Mitre y López, cara a cara

Una luna menguante que presagia desdicha campea en el cielo perfumado de Yataytí Corá.
Mitre fuma su cigarro a las puertas de su tienda, mientras el destino se despliega ante él, burlando sus deseos de hombre de letras, imponiéndole los galones y las armas. Si bien acepta con fatalismo ese legado patriótico, añora un poco la intimidad del hogar y el recogimiento espiritual que le brinda su escritorio. Se sabe ante todo un tipógrafo, pero los tiempos que corren no dejan lugar a las vocaciones. Después de haberse templado en el destierro y la soledad, lo aguarda el final de esa guerra en la que todos perderán.
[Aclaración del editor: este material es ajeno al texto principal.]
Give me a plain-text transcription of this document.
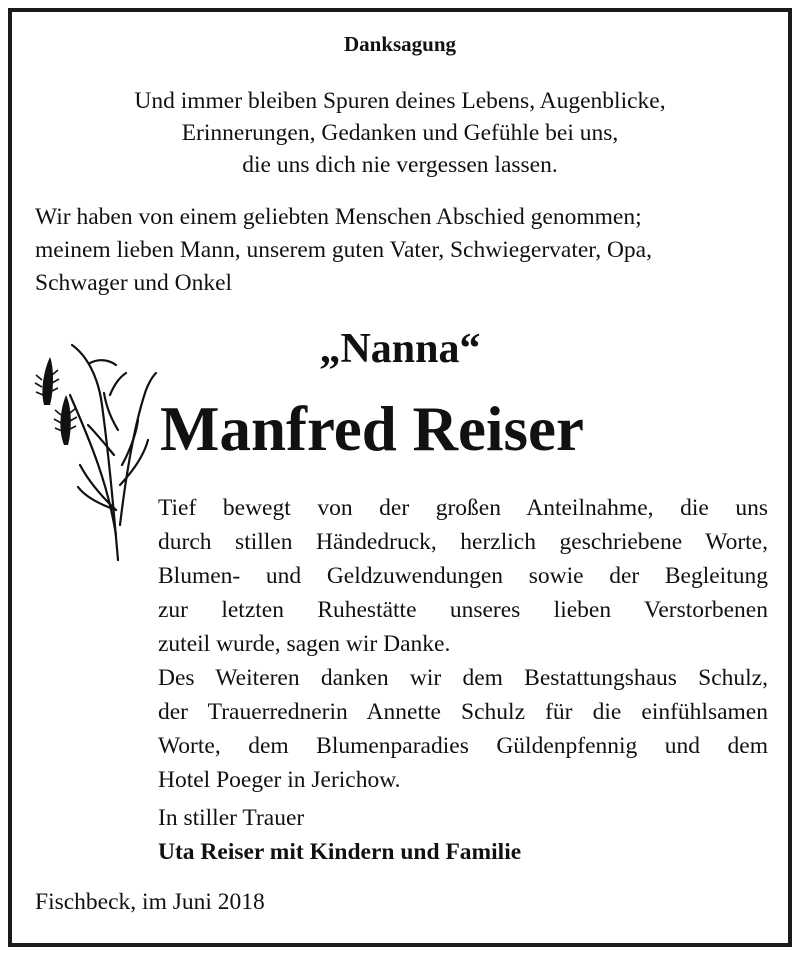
Danksagung
Und immer bleiben Spuren deines Lebens, Augenblicke,
Erinnerungen, Gedanken und Gefühle bei uns,
die uns dich nie vergessen lassen.
Wir haben von einem geliebten Menschen Abschied genommen;
meinem lieben Mann, unserem guten Vater, Schwiegervater, Opa,
Schwager und Onkel
„Nanna“
Manfred Reiser
Tief bewegt von der großen Anteilnahme, die uns
durch stillen Händedruck, herzlich geschriebene Worte,
Blumen- und Geldzuwendungen sowie der Begleitung
zur letzten Ruhestätte unseres lieben Verstorbenen
zuteil wurde, sagen wir Danke.
Des Weiteren danken wir dem Bestattungshaus Schulz,
der Trauerrednerin Annette Schulz für die einfühlsamen
Worte, dem Blumenparadies Güldenpfennig und dem
Hotel Poeger in Jerichow.
In stiller Trauer
Uta Reiser mit Kindern und Familie
Fischbeck, im Juni 2018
Él tampoco saldrá victorioso aunque los aliados triunfen, pues unos alabarán sus decisiones mientras que otros criticarán su impericia.
-Mañana es el gran día, mi general -le dice un oficial correntino con entusiasmo juvenil.-Así es -contesta Mitre lacónico, mirando hacia la espesura colmada de inquietantes ruidos.-Me cuesta dormir -admite el subordinado con franqueza.
Bartolomé Mitre contempla el rostro curtido del hombre a la luz de las antorchas. Al igual que todos, el oficial depende de él, de su estrategia. Capta un sesgo de ilusión en los ojos oscuros. También el soldado quiere regresar a su tierra, abrazar a su mujer y solazarse en la vida de la ribera.
-¿Confía usted en el mariscal López? Con todo respeto, señor.
El Generalísimo da una última calada a su cigarro y su mirada se pierde tras la arboleda que oculta Humaitá. ¿Su contrincante se desvelará igual que él, sintiéndose responsable de las vidas y el futuro? Mitre lo ignora, pero ese punto luminoso que titila como estrella en el campamento de Paso Pucú se convierte en una señal ante sus ojos.
-López podría temer una emboscada también -responde con serenidad-. No somos enemigos, sino contendientes.
Satisfecho, el oficial se cuadra y regresa a su tienda. Mitre permanece un rato más, trazando en su mente la conversación que puede definir el rumbo de la guerra. La reducida escolta se pone en marcha al día siguiente.
El jefe brasileño se ha excusado y el caudillo oriental se aleja, disgustado. Quedan cara a cara Mitre y López.
El Generalísimo con su levita negra, su cinto celeste y blanco y su chambergo; el Mariscal con su casaca bordada y su espada de pedrería. Uno con la mirada distante, el otro echando fuego por los ojos.
Las tropas aliadas a espaldas de Mitre, los dragones de López del lado opuesto.
Los soldados se conocen. Han sido compadres, amigos, hermanos, han mateado juntos y remontado los ríos tantas veces.Mientras los jefes hablan en voz baja se hacen señas, se preguntan por la parentela cercana, chancean un poco. La tensión cede.
La siesta recalienta el suelo provocando vapores, y la entrevista prosigue. Sólo el chillido de las aves corta la pesadez de la hora.
Una brisa entrometida lleva el eco de la última frase, cargada de ira: -¡Sobre mi última trinchera!
La entrevista ha fracasado.
Los jefes abandonan sus sillas, se estrechan las manos, firman el memorándum y regresan a sus filas.
Esa misma noche, bajo el resplandor de una vela, Bartolomé Mitre relee el documento y repasa los sucesos del día. A la frialdad de las palabras se opone la crueldad de las trincheras. Esa guerra contra el Paraguay agotará la sangre joven de cuatro países.
Y él seguirá a merced de su destino.